30. The apparatus of claim 29, wherein the blocking device further comprises a substantially flat second surface, the blocking device being capable of coupling to the rotary actuator so that when the blocking device is in the first position, the second surface is positioned in the path of travel of the high pressure cutting fluid to substantially disrupt the flow of the high pressure cutting fluid.

31. The apparatus of claim 30, wherein the second surface is located at the first end portion of the rod.

32. The apparatus of claim 30, wherein the second surface is located at the second end portion of the rod.

33. The apparatus of claim 29, wherein the first end portion of the blocking device further comprises at least one additional substantially flat surface positionable in the path of travel of the high pressure cutting fluid.

34. The apparatus of claim 29, wherein the first end of the blocking device has a substantially square cross-section.

35. An apparatus for controlling the flow of a stream of high pressure fluid used for cutting, the apparatus comprising:

(a) a housing;

(b) a blocking member supported by the housing, the blocking member having a substantially flat first surface;

(c) an actuator disposed within the housing, the actuator being coupled to the blocking member to selectively move the blocking member between a first position and a second position; and

(d) wherein the first surface of the blocking member is located in the path of travel of the high pressure cutting fluid when the blocking member is in the first position so that the first surface disrupts the flow of the high pressure cutting fluid, and the first surface of the blocking member is located out of the path of the high pressure cutting fluid when the blocking member is in the second position so that the first surface does not disrupt the flow of the high pressure cutting fluid;

36. The apparatus of claim 35, wherein the blocking member further comprises a substantially flat second surface opposite the first surface.
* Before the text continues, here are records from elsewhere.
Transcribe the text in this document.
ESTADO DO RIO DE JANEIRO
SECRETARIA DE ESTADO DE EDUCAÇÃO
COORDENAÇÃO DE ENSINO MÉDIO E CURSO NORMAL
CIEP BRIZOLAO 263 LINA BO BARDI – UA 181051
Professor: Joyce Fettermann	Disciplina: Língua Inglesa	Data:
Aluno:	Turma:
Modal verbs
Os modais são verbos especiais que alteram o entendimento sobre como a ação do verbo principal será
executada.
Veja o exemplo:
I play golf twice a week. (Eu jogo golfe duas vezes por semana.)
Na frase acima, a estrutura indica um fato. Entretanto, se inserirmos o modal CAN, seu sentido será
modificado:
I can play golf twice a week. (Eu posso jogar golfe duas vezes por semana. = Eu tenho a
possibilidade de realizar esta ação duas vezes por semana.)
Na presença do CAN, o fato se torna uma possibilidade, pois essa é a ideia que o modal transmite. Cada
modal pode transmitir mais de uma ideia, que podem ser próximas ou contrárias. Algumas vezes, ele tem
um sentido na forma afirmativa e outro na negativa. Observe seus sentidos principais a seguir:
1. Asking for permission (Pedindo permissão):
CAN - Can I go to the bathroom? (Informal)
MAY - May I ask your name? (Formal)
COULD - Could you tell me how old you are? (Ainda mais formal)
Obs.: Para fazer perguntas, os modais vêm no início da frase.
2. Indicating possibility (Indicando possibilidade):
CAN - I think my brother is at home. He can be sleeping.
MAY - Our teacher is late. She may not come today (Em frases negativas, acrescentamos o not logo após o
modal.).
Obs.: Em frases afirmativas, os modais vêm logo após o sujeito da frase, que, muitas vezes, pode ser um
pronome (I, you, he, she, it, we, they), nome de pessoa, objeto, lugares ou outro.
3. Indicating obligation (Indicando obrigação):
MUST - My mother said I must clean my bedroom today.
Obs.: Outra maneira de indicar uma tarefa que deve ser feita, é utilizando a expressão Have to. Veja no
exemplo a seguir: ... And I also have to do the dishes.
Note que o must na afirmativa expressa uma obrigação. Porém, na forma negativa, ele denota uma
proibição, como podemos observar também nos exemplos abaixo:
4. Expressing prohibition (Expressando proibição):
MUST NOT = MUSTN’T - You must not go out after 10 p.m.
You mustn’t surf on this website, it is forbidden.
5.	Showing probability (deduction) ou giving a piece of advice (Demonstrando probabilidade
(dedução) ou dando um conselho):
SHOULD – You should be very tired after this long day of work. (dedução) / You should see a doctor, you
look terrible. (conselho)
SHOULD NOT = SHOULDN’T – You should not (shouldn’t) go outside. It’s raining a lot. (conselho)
37. The apparatus of claim 36, wherein the blocking member further comprises a substantially flat third surface and a substantially flat fourth surface opposite the third surface, the first, second, third, and fourth surfaces cooperating to define a portion of the blocking member having a substantially square cross-section.

38. A belt for conveying a first workpiece to have a pattern cut therein by one or more fluid jet cutters moving in one or more paths relative to the belt, the belt comprising:

(a) a first side edge;

(b) a second side edge opposite the first side edge; and

(c) a plurality of linking portions disposed between the first and second side edges, each of the plurality of linking portions being coupled to at least one other linking portion, said plurality of linking portions cooperating to define a plurality of apertures extending through the belt,

wherein at least some of the apertures have a size according to the proximity of the apertures relative to the path of the one or more fluid jet cutters.

39. The belt of claim 38, wherein apertures located intermediate the first and second side edges of the belt are larger than apertures located adjacent the first or second side edges.

40. The belt of claim 38, wherein at least some of the apertures have a size according to the number of fluid jet cutter paths located within a predetermined proximity to the apertures.

41. The belt of claim 38, wherein the apertures have a size according to an amount of cutting fluid emitted from the fluid jet cutters that impinges an area within a predetermined proximity of the apertures.